Gegenüber den bisherigen Entscheidungen enthält der Beschluss allerdings die Besonderheit, dass es den Gesetzgeber darauf hinweist, dass mit Wirkung seit dem 17.12.2014 der Vertrauensschutz entfällt. Der Gesetzgeber könne daher eine rückwirkende Neuregelung treffen, die einer exzessiven Ausnutzung der gleichheitswidrigen §§ 13a und 13b ErbStG die Anerkennung versagt.
Soweit daher die bestehenden Gestaltungsmöglichkeiten noch nicht genutzt sind, besteht die Gefahr, dass der Gesetzgeber rückwirkend höhere Anforderungen stellt. Eine Ausnutzung dürfte aber wohl nur in Fällen der Schenkung und nicht des Erbfalls gegeben sein. Die Herbeiführung eines Erbfalls dürfte wohl kaum als Gestaltungsmittel zur Anwendung kommen. Es spricht daher vieles dafür, dass es bei Erbfällen bis zum Inkrafttreten einer Neuregelung spätestens bis zum 30.06.2016 bei der bisherigen Regelung bleibt, bei Schenkungen allerdings die Anerkennung versagt werden kann.

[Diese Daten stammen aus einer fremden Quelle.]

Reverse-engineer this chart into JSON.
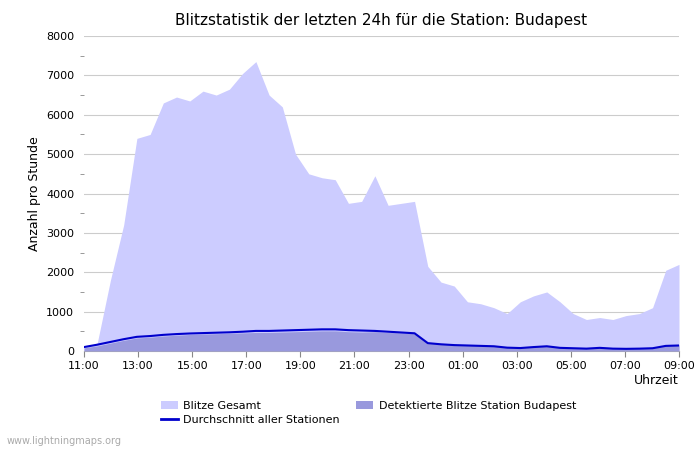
{
  "title": "Blitzstatistik der letzten 24h für die Station: Budapest",
  "xlabel": "Uhrzeit",
  "ylabel": "Anzahl pro Stunde",
  "watermark": "www.lightningmaps.org",
  "xlabels": [
    "11:00",
    "13:00",
    "15:00",
    "17:00",
    "19:00",
    "21:00",
    "23:00",
    "01:00",
    "03:00",
    "05:00",
    "07:00",
    "09:00"
  ],
  "ylim": [
    0,
    8000
  ],
  "yticks_major": [
    0,
    1000,
    2000,
    3000,
    4000,
    5000,
    6000,
    7000,
    8000
  ],
  "bg_color": "#ffffff",
  "grid_color": "#cccccc",
  "area_gesamt_color": "#ccccff",
  "area_detected_color": "#9999dd",
  "line_color": "#0000cc",
  "gesamt_values": [
    100,
    200,
    1800,
    3200,
    5400,
    5500,
    6300,
    6450,
    6350,
    6600,
    6500,
    6650,
    7050,
    7350,
    6500,
    6200,
    5000,
    4500,
    4400,
    4350,
    3750,
    3800,
    4450,
    3700,
    3750,
    3800,
    2150,
    1750,
    1650,
    1250,
    1200,
    1100,
    950,
    1250,
    1400,
    1500,
    1250,
    950,
    800,
    850,
    800,
    900,
    950,
    1100,
    2050,
    2200
  ],
  "detected_values": [
    80,
    130,
    200,
    270,
    330,
    350,
    380,
    400,
    420,
    430,
    440,
    450,
    460,
    470,
    470,
    480,
    490,
    500,
    510,
    510,
    490,
    480,
    490,
    470,
    460,
    440,
    210,
    180,
    160,
    150,
    140,
    130,
    90,
    80,
    110,
    130,
    90,
    80,
    70,
    100,
    80,
    70,
    80,
    90,
    150,
    160
  ],
  "avg_line_values": [
    100,
    160,
    230,
    300,
    360,
    380,
    410,
    430,
    445,
    455,
    465,
    475,
    490,
    510,
    510,
    520,
    530,
    540,
    550,
    550,
    530,
    520,
    510,
    490,
    470,
    450,
    200,
    170,
    150,
    140,
    130,
    120,
    85,
    75,
    100,
    120,
    80,
    70,
    60,
    80,
    60,
    55,
    60,
    70,
    130,
    140
  ],
  "n_points": 46,
  "n_xticks": 12,
  "legend_gesamt_label": "Blitze Gesamt",
  "legend_detected_label": "Detektierte Blitze Station Budapest",
  "legend_avg_label": "Durchschnitt aller Stationen"
}
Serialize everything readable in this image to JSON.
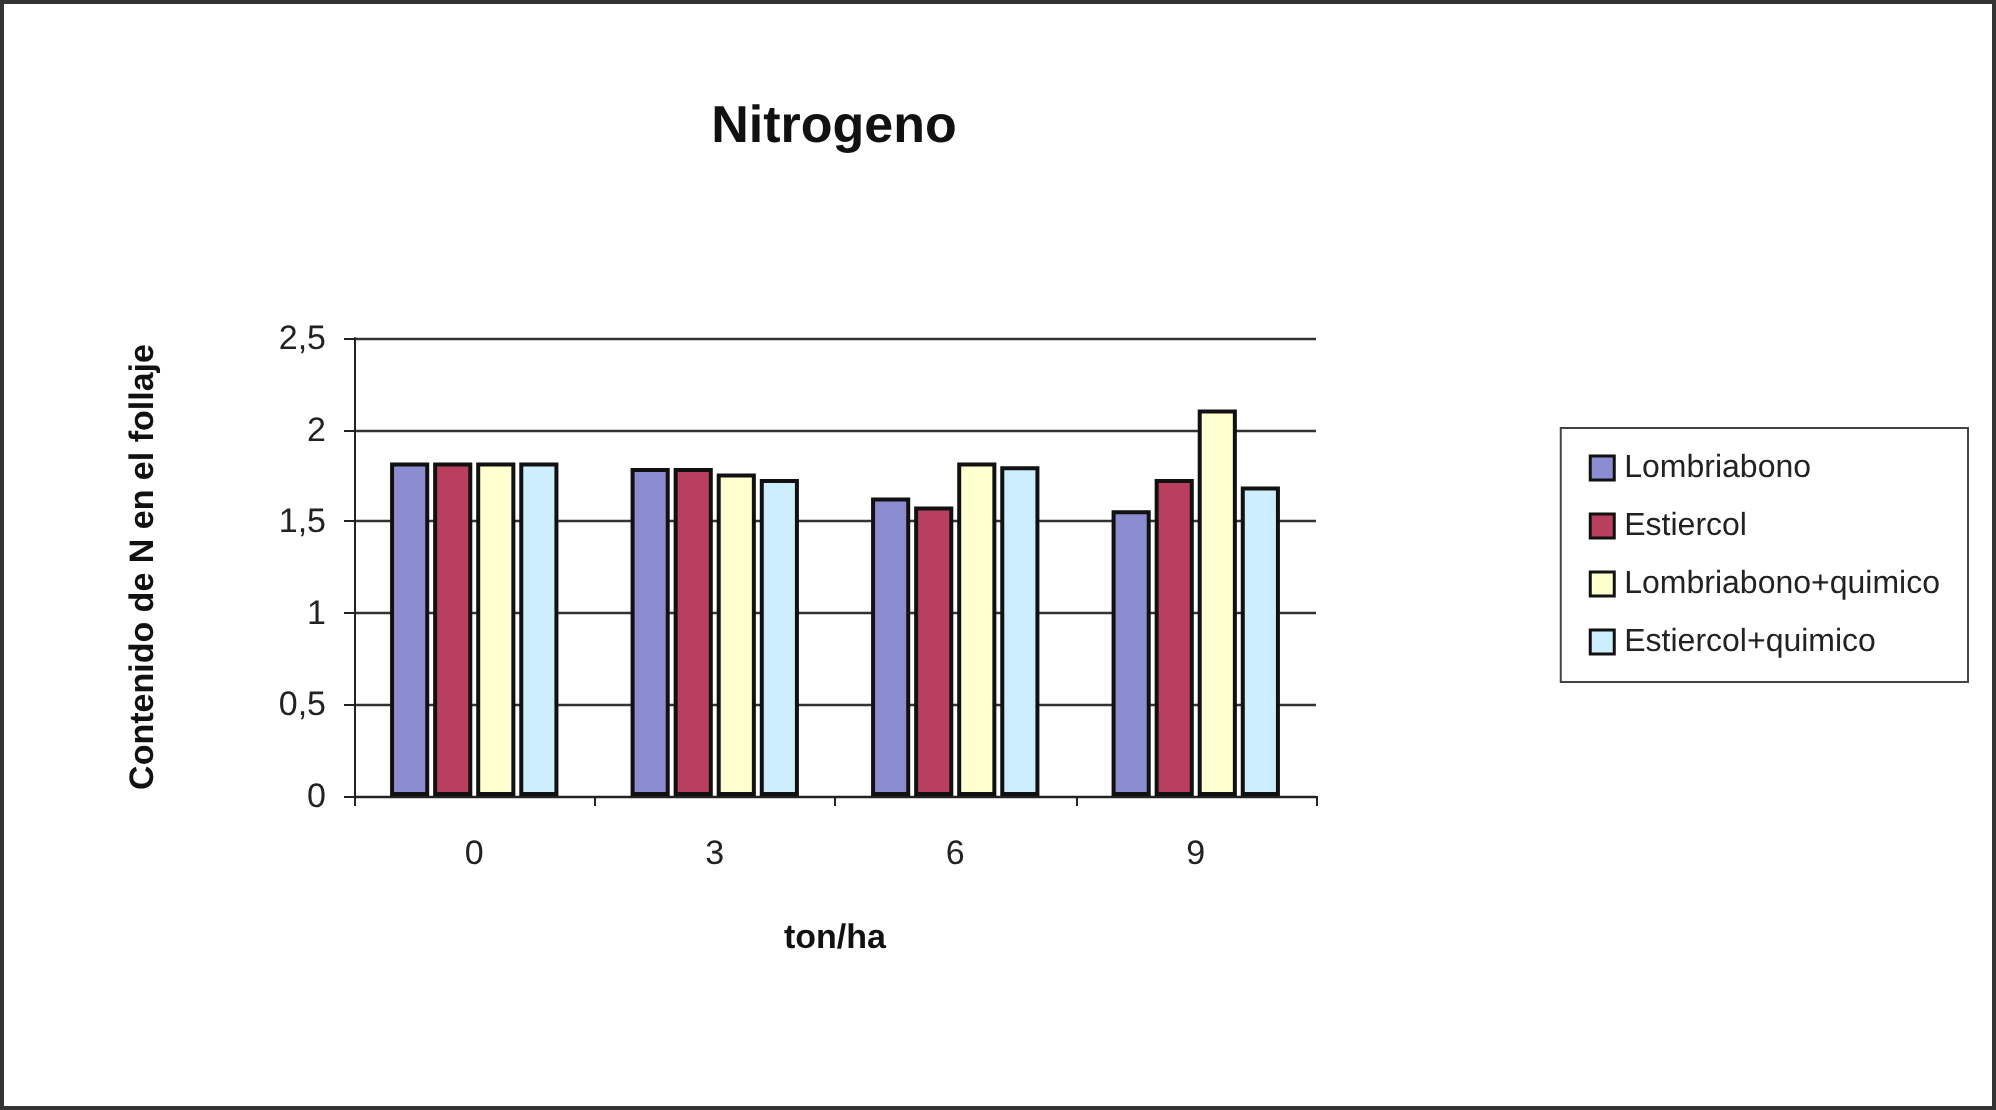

Sollte sich der Gesetzgeber allerdings nicht auf eine einvernehmliche Regelung einigen, könnte für Erwerbstatbestände nach dem 30.06.2016 keine Erbschafts- oder Schenkungssteuer mehr erhoben werden. Eine solche Situation gab es bereits in Österreich. Der Gesetzgeber konnte sich auf keine Neuregelung einigen, weshalb seit 01.08.2008 (vom österreichischen Verfassungsgericht gesetzte Frist für eine Neuregelung) keine Erbschafts- oder Schenkungssteuer mehr erhoben werden darf.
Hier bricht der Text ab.